Ma una mattina si svegliò più malata del solito.
— Oh, cielo! — pensai — se mi morisse!
E scesi le scale per chiamare un celebre medico che stava al primo piano, faceva le sue visite in carrozza, e doveva guadagnare in un giorno tutta la mia rendita d'un mese.
Mentre egli veniva su, pensavo: — Il difficile sarà pagarlo, ma avrò tempo; ora bisogna salvare la mia Evangelina. — E prima di entrare in casa fui tentato di dire a quell'uomo celebre: — Per carità, mi salvi la mia Evangelina! — Me ne trattenne una certa dignità virile che volevo serbare anche nella sventura.
Il medico visitò mia moglie, le guardò la lingua e le toccò il polso, le fece certe interrogazioni, a cui essa rispose titubando; all'ultimo rise, e sentenziò che non era nulla.
— Non vi è pericolo? — chiesi con voce tremante.
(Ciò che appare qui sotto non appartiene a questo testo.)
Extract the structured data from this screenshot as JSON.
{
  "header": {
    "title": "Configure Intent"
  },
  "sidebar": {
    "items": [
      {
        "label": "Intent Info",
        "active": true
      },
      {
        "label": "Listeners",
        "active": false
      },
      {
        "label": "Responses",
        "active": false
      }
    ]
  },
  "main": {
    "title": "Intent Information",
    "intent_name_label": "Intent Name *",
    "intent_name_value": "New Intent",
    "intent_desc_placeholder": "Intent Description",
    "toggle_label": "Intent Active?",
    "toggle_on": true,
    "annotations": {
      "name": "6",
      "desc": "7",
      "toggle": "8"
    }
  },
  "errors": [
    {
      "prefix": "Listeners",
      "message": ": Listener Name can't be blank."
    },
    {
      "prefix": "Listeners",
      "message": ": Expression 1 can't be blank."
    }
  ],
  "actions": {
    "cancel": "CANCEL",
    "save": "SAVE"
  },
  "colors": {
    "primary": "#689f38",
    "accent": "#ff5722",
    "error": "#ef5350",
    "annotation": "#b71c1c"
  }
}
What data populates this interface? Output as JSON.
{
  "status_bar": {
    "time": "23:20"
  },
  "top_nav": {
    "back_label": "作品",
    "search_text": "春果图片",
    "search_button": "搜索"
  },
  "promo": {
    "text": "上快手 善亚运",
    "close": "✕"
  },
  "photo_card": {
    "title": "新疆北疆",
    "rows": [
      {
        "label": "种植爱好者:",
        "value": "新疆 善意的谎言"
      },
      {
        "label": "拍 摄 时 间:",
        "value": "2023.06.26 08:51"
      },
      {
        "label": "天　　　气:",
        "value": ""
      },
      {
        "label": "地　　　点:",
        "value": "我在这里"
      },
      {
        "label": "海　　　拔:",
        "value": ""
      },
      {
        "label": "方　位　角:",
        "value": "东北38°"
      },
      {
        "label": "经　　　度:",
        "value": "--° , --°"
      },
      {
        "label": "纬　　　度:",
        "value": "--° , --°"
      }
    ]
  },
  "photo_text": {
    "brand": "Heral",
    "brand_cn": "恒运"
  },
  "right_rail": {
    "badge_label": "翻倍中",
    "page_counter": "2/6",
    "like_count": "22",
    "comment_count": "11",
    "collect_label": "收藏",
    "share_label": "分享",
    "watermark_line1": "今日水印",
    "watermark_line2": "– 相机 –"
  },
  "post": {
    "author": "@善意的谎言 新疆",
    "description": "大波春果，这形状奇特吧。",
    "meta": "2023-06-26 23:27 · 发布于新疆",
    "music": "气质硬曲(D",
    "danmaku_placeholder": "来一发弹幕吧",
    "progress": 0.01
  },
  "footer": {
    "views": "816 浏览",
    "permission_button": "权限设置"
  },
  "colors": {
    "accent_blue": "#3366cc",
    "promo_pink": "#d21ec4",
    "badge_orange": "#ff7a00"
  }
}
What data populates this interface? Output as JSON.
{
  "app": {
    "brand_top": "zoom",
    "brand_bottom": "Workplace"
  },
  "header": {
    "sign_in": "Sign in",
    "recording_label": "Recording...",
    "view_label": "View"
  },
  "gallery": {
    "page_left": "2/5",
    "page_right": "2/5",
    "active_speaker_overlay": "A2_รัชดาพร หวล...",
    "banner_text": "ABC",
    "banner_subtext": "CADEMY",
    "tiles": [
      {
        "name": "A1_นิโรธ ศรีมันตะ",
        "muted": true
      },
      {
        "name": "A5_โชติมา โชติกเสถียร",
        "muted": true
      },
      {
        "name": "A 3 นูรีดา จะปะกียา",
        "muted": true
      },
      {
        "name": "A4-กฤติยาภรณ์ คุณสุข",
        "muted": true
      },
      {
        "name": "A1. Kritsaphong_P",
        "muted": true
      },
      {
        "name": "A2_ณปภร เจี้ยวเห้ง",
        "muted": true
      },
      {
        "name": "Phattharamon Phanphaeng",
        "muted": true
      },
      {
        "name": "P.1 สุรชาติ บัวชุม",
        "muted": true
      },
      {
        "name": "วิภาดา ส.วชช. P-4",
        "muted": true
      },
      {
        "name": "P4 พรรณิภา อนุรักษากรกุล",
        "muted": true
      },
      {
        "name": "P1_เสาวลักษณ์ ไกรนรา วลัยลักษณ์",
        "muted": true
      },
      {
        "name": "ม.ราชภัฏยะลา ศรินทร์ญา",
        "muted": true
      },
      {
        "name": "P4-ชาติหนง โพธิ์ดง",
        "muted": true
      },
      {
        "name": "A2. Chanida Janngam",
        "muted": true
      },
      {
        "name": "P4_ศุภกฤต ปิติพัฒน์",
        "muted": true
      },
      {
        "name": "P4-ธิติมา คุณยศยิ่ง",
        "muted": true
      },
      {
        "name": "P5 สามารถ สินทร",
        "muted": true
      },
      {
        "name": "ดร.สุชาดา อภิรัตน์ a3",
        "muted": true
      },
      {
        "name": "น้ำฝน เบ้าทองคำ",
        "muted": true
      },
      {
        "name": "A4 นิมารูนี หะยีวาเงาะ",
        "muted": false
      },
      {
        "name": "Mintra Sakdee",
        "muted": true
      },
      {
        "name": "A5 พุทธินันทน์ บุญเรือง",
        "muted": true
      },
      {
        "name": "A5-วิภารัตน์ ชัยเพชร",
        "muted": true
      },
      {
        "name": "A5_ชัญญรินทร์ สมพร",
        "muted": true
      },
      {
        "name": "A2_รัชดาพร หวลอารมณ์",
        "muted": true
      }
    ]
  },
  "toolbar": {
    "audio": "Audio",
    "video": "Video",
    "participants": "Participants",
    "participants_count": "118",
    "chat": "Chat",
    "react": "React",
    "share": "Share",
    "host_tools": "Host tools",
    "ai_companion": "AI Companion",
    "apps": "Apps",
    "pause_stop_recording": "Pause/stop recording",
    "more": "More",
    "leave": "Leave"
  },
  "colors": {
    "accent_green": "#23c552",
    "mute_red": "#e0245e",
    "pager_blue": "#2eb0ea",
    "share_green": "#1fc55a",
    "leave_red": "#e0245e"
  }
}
— Signor no, almeno per ora. — E mi trasse in un canto per dirmi furbescamente: — Gliela dia lei la notizia alla signora...
— Sarebbe mai?...
— Sicuro.
Invece di accompagnare il medico sul pianerottolo, come volevo, mi pare d'averlo spinto garbatamente fuori dell'uscio; dopo di che, senza nemmeno chiudere la porta, corsi al capezzale della mia ammalata.